Relato de Experiência
James
Lecesne - EUA
Fonte:
Living Buddhism, órgão da SGI-USA, Junho
de 2001
Tradução: Charles Chigusa
Meu
nome é James Lecesne e quando me tornei budista em 1984, eu não entendi o
significado do que estava fazendo. Embora alguém tenha mencionado a idéia de
revelar o meu estado de Buda ou da possibilidade de alcançar o estado de
verdadeira felicidade ou mesmo, de que eu poderia encontrar sabedoria, no
fundo, eu não estava ouvindo.
Como
muitas pessoas, eu aceitei o budismo de Nitiren Daishonin porque eu estava
desesperadamente buscando melhorar a minha vida.

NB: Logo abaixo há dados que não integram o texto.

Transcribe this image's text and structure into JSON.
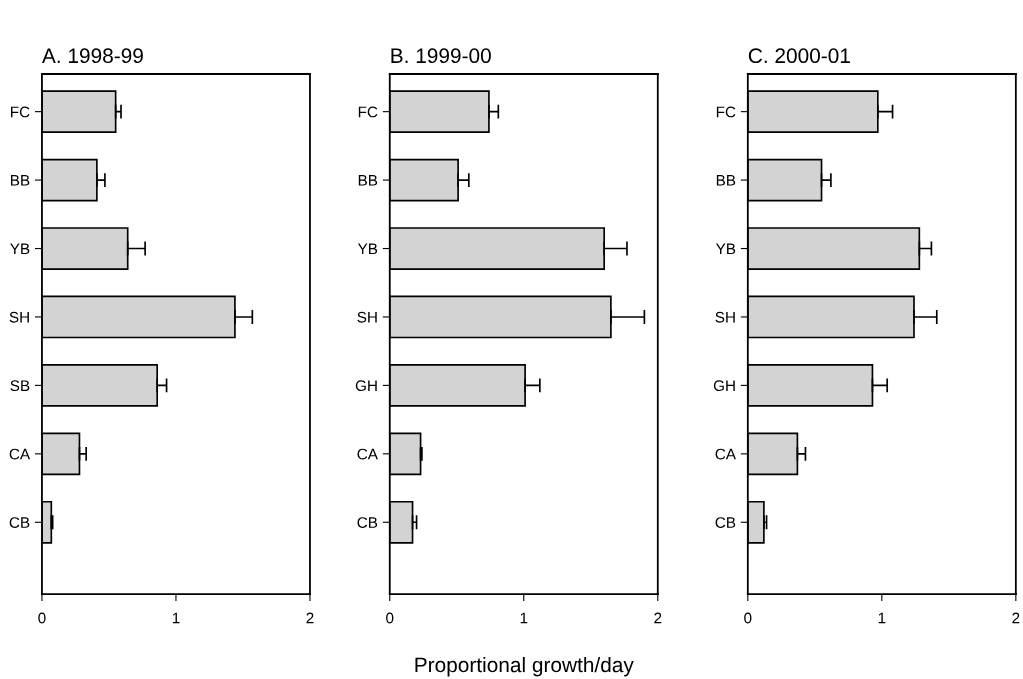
{
  "chart_data": [
    {
      "type": "bar",
      "orientation": "horizontal",
      "title": "A. 1998-99",
      "categories": [
        "FC",
        "BB",
        "YB",
        "SH",
        "SB",
        "CA",
        "CB"
      ],
      "values": [
        0.55,
        0.41,
        0.64,
        1.44,
        0.86,
        0.28,
        0.07
      ],
      "errors": [
        [
          0.55,
          0.59
        ],
        [
          0.41,
          0.47
        ],
        [
          0.64,
          0.77
        ],
        [
          1.44,
          1.57
        ],
        [
          0.86,
          0.93
        ],
        [
          0.28,
          0.33
        ],
        [
          0.07,
          0.08
        ]
      ],
      "color": "#d3d3d3",
      "xlim": [
        0,
        2
      ],
      "xticks": [
        0,
        1,
        2
      ],
      "grid": false
    },
    {
      "type": "bar",
      "orientation": "horizontal",
      "title": "B. 1999-00",
      "xlabel": "Proportional growth/day",
      "categories": [
        "FC",
        "BB",
        "YB",
        "SH",
        "GH",
        "CA",
        "CB"
      ],
      "values": [
        0.74,
        0.51,
        1.6,
        1.65,
        1.01,
        0.23,
        0.17
      ],
      "errors": [
        [
          0.74,
          0.81
        ],
        [
          0.51,
          0.59
        ],
        [
          1.6,
          1.77
        ],
        [
          1.65,
          1.9
        ],
        [
          1.01,
          1.12
        ],
        [
          0.23,
          0.24
        ],
        [
          0.17,
          0.2
        ]
      ],
      "color": "#d3d3d3",
      "xlim": [
        0,
        2
      ],
      "xticks": [
        0,
        1,
        2
      ],
      "grid": false
    },
    {
      "type": "bar",
      "orientation": "horizontal",
      "title": "C. 2000-01",
      "categories": [
        "FC",
        "BB",
        "YB",
        "SH",
        "GH",
        "CA",
        "CB"
      ],
      "values": [
        0.97,
        0.55,
        1.28,
        1.24,
        0.93,
        0.37,
        0.12
      ],
      "errors": [
        [
          0.97,
          1.08
        ],
        [
          0.55,
          0.62
        ],
        [
          1.28,
          1.37
        ],
        [
          1.24,
          1.41
        ],
        [
          0.93,
          1.04
        ],
        [
          0.37,
          0.43
        ],
        [
          0.12,
          0.14
        ]
      ],
      "color": "#d3d3d3",
      "xlim": [
        0,
        2
      ],
      "xticks": [
        0,
        1,
        2
      ],
      "grid": false
    }
  ]
}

Por quase dez anos eu estava
lutando para ser ator e escritor enquanto mantinha uma vaga noção de que
algum dia eu iria contribuir de forma significativa para o mundo, através do
meu trabalho. Mas, eu estava com trinta e quatro anos e sentia que o tempo
estava se esgotando. Assim, caso eu não mostrasse nenhuma prova real logo, já
seria tarde demais. Eu precisava mudar rápido.
No
período de um ano, desde que iniciei a recitar o Nam-myoho-rengue-kyo, a
minha vida mudou. Muitos dos meus sonhos estavam em processo de serem
concretizados e eu senti que estava no caminho de viver como sempre imaginei.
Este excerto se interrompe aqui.